Let’s start with a dry wheat kernel. Being a seed, it is simply a storage container and life support system for the tiny wheat embryo that lives in its heart. It’s sole purpose is to grow into a wheat plant and make more wheat kernels. When this kernel is eaten in it’s dormant form, only about 30% of it is digestible. The rest of those nutrients are locked away, waiting to feed the growing embryo.
Something amazing happens when you add water and warmth to that little kernel. The embryo awakens and all those locked away nutrients become available to feed and nurture it. After 6 days or so, about 80% of those nutrients are now available. Basically, by growing your dry grain into Fodder, you make maximum use of what you already have.

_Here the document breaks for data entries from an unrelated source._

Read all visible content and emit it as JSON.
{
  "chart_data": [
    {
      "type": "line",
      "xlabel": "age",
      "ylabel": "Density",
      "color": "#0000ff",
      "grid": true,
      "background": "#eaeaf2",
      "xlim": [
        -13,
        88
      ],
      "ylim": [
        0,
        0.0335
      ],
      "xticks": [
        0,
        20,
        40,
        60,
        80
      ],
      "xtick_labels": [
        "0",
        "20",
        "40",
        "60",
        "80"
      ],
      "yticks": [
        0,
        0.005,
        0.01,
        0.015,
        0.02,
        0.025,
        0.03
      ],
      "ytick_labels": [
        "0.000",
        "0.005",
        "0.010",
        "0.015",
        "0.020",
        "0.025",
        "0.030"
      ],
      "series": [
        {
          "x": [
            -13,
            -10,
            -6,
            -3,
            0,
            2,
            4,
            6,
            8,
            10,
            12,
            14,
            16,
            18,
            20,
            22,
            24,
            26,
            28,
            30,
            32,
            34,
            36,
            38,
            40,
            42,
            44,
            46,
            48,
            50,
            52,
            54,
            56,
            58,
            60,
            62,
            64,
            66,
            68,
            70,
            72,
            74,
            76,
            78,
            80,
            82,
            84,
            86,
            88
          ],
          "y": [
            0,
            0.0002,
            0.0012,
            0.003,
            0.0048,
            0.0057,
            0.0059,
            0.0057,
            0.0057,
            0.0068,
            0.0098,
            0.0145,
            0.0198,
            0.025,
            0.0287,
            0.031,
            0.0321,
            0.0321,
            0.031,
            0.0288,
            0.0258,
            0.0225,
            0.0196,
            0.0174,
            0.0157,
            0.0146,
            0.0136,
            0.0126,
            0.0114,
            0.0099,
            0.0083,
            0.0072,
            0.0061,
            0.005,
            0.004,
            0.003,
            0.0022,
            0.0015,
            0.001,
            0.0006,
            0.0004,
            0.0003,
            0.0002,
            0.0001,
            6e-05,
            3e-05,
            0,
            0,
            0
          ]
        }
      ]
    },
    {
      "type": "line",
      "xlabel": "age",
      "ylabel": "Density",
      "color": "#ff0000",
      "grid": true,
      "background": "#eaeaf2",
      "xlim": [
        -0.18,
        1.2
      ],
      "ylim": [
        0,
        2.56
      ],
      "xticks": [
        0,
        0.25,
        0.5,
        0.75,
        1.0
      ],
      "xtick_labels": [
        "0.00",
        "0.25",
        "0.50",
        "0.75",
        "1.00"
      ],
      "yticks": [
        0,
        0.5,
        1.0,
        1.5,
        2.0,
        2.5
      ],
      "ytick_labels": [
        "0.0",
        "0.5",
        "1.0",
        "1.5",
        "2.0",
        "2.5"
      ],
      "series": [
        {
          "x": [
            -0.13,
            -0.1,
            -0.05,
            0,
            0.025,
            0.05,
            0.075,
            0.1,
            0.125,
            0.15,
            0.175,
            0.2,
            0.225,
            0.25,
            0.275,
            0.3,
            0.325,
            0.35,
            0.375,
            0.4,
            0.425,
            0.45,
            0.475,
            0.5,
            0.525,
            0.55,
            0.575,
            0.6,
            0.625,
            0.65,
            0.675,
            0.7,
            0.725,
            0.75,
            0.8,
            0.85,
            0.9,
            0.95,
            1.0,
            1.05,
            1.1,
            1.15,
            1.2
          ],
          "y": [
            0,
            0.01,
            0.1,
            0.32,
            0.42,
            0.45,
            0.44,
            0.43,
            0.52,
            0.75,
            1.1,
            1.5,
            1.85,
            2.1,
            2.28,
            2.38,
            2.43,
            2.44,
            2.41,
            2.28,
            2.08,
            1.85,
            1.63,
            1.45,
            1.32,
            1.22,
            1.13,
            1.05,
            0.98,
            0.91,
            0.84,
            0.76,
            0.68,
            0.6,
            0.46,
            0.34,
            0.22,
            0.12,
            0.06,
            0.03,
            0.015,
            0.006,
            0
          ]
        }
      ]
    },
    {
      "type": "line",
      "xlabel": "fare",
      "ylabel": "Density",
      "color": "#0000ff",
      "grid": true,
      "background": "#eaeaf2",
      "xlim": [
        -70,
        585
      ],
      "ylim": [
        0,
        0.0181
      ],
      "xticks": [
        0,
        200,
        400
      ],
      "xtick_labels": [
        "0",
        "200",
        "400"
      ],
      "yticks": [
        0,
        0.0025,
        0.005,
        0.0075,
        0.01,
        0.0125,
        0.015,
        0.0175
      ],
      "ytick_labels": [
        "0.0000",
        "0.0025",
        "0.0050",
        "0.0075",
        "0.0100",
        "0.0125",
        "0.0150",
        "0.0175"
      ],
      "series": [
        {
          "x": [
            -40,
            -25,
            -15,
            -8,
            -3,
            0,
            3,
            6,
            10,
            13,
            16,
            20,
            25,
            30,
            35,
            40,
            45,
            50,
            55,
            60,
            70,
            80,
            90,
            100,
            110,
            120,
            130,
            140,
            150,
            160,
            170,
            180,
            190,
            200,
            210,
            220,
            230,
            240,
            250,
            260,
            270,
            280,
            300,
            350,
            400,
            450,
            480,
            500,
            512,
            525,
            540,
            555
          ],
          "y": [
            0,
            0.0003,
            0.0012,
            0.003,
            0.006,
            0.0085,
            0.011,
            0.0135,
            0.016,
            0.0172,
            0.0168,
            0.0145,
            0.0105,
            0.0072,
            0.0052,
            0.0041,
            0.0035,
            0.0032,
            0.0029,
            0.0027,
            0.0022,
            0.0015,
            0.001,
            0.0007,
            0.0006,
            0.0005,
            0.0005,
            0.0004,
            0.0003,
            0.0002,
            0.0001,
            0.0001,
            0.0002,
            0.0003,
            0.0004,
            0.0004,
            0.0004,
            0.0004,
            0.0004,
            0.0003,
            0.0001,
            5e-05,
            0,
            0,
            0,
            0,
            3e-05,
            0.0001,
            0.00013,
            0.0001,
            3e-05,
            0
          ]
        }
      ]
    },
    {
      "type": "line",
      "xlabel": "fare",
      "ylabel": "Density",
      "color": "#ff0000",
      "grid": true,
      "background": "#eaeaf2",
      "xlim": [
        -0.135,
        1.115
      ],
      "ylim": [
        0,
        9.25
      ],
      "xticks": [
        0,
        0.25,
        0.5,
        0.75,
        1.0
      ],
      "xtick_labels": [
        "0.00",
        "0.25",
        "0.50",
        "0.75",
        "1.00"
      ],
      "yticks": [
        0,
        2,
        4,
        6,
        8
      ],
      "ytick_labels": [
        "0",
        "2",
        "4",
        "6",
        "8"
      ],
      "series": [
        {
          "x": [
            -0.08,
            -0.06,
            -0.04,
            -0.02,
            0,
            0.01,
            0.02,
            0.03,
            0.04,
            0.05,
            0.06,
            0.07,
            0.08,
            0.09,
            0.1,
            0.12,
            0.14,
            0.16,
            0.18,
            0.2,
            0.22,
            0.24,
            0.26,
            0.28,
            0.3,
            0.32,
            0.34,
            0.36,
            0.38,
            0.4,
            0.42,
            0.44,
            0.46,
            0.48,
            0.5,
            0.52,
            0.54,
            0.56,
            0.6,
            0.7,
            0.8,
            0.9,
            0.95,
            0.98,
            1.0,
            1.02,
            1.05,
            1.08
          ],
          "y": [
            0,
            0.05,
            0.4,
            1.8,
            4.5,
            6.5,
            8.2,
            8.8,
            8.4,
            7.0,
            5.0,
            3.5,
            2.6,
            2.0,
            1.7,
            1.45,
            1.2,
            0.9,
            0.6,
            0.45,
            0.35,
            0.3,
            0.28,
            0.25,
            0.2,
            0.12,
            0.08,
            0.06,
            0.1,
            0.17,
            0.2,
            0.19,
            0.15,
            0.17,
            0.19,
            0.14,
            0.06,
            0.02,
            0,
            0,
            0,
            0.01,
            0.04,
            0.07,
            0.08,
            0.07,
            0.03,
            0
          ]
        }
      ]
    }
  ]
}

Generally Fodder will weigh about 6 times more than the grain used to grow it. It is important to realize that this gain in weight is nearly all water. The weight of the finished Fodder really doesn’t matter at all. What matters is the weight of the seed you use in the first place. You are not adding anything to the seed you put in there. Everything you are feeding in your Fodder was already in that grain, you just made it available. The 1 pound of grain to 6 pounds of Fodder is just a handy rule of thumb to figure out how much you should be feeding each animal. For example, if you use 2 1/2 pounds of grain, you can figure 15 pounds of Fodder when you decide how much that of tray should feed, whether it weighs 15 pounds or not.